Discussion in 'Fish Finder Review and Study' started by spoonfish, Feb 12, 2008.

  1. spoonfish

    spoonfish New Member

    Messages:
    3,780
    State:
    Warsaw, Mo.
    Ok, I know a lot of guys say they can tell on there electronics the difference in fish species. I'm intrested in hearing everyones opinions. What are you looking for, different colors on color finders, echos, relationship of depth, size, structure, ect.
     
  2. spoonfish

    spoonfish New Member

    Messages:
    3,780
    State:
    Warsaw, Mo.
    Also would like to hear from anyone who is useing the new hummingbird si units. Is there a way to tell while useing the side image or are all the images the same except for the size?
     

  3. Mr.T

    Mr.T Active Member

    Messages:
    2,554
    State:
    MO
    Well, on my color fish finder, the blue cats are blue, the yellow cats are yellow, the brown trout are brown and the rainbow trout are all different colors... :roll_eyes:

    Bottom line is, you can't tell much about what specific kind of fish you're seeing, based *solely* on the echo painted on your screen. You can take the location and size of the echo and make an educated guess, but that's all it is -- a guess. Even the size of the echo is misleading - when the boat is moving slowly, past a fish, the echo will be bigger than when the boat is moving more quickly, often leading you to the (wrong) conclusion that you're seeing a bigger fish.
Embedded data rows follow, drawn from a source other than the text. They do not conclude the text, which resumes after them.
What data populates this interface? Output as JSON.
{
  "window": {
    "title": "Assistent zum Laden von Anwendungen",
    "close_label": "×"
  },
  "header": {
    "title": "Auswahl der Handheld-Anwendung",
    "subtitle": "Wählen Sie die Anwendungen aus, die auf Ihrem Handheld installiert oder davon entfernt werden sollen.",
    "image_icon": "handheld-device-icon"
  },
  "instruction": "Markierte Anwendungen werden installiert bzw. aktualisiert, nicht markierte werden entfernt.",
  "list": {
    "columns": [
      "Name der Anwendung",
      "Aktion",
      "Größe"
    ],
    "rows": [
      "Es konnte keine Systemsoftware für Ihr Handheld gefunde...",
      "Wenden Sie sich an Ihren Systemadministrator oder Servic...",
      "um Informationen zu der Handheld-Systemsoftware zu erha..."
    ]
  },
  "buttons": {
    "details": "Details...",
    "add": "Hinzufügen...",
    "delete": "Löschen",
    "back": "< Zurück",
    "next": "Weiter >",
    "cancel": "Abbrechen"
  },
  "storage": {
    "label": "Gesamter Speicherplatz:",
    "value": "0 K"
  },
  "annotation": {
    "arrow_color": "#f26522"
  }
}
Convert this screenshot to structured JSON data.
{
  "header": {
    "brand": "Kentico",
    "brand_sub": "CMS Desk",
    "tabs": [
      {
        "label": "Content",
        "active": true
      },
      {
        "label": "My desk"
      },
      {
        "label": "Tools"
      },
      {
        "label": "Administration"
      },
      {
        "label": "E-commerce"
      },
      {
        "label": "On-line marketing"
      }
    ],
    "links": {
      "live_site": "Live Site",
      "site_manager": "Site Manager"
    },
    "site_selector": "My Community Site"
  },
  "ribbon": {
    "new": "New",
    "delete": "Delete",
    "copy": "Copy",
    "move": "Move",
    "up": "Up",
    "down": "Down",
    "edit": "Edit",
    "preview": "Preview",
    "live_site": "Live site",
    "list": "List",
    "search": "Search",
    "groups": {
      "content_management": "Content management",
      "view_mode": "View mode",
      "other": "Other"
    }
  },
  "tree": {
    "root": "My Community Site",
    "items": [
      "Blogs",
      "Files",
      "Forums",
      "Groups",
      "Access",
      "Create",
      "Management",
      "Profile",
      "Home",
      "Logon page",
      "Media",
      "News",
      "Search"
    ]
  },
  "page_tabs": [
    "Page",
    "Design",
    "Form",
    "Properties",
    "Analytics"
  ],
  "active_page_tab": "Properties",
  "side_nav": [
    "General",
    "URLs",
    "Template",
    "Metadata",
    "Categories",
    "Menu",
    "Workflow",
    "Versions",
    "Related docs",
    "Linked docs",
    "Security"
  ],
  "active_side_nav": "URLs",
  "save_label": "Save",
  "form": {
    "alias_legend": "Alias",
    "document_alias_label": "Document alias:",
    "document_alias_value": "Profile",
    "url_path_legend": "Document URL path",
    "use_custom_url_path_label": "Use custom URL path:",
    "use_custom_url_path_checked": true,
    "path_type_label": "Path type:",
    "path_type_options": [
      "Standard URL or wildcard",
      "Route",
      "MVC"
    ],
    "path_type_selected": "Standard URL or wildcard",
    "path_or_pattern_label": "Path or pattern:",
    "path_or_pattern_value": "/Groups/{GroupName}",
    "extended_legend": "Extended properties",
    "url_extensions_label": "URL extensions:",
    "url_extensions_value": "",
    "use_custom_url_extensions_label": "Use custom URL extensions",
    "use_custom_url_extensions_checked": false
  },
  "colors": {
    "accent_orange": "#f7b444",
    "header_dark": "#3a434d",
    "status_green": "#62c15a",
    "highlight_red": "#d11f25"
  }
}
    Some folks swear they can tell the difference between scaled vs. smooth skinned fish based on the shape and size of the echo. Personally, I doubt it: Sonar works by bouncing sound waves off of "things" that are of a different density than the water they're in. Nearly all of the echo that we call "a fish" results from the sound waves bouncing off of the air bladder in the fish, not the skin, scales or bones -- all of which are very close to the same density as water and thus won't create much of an echo. The air in the air bladder is radically different in density than the water around it, and thus makes for a stronger echo.
     
  4. TDawgNOk

    TDawgNOk Gathering Monitor (Instigator)

    Messages:
    3,365
    State:
    Tulsa, Oklahoma
    Troy, the way it was explained to me, and from the images that I saw is:

    If a color unit is finely tuned, you can tell the differance in scaled fish vs non scaled by the color. Scaled fish will be more of a reddish tone, where non scaled have a more yellow color. This was shown to me on images where there was a school of bait fish, below that some scaled fish, and then below that, some non scaled. This information comes from a long time guide who is extremely knowledgeable. He took this information to lowrance, and they are pooring over the data that he has collected over the past few years.
     
  5. BKS72

    BKS72 New Member

    Messages:
    3,361
    State:
    East of KC
    Troy I can't tell what kind of fish is what on the side image, other than by educated guesses. If I'm in slack water behind a dyke and see a lot of big returns in the water column, I'll bet my next paycheck they're probably Asian carp. On Smithville every now and then I'll see fish hovering around a submerged tree. Not sure if they're bass or crappie, but you get the idea, you can kind of make an educated guess about what they are by the location and structure. But then again they could be suspended blues around that tree for all I know. I have yet to see a fish sucked tight to the bottom, but last summer was my first season with it, I think I'll get better at reading it the more I use it. Last summer was more figuring out the buttons and settings, I'll devote a lot more time this year to interpreting the images.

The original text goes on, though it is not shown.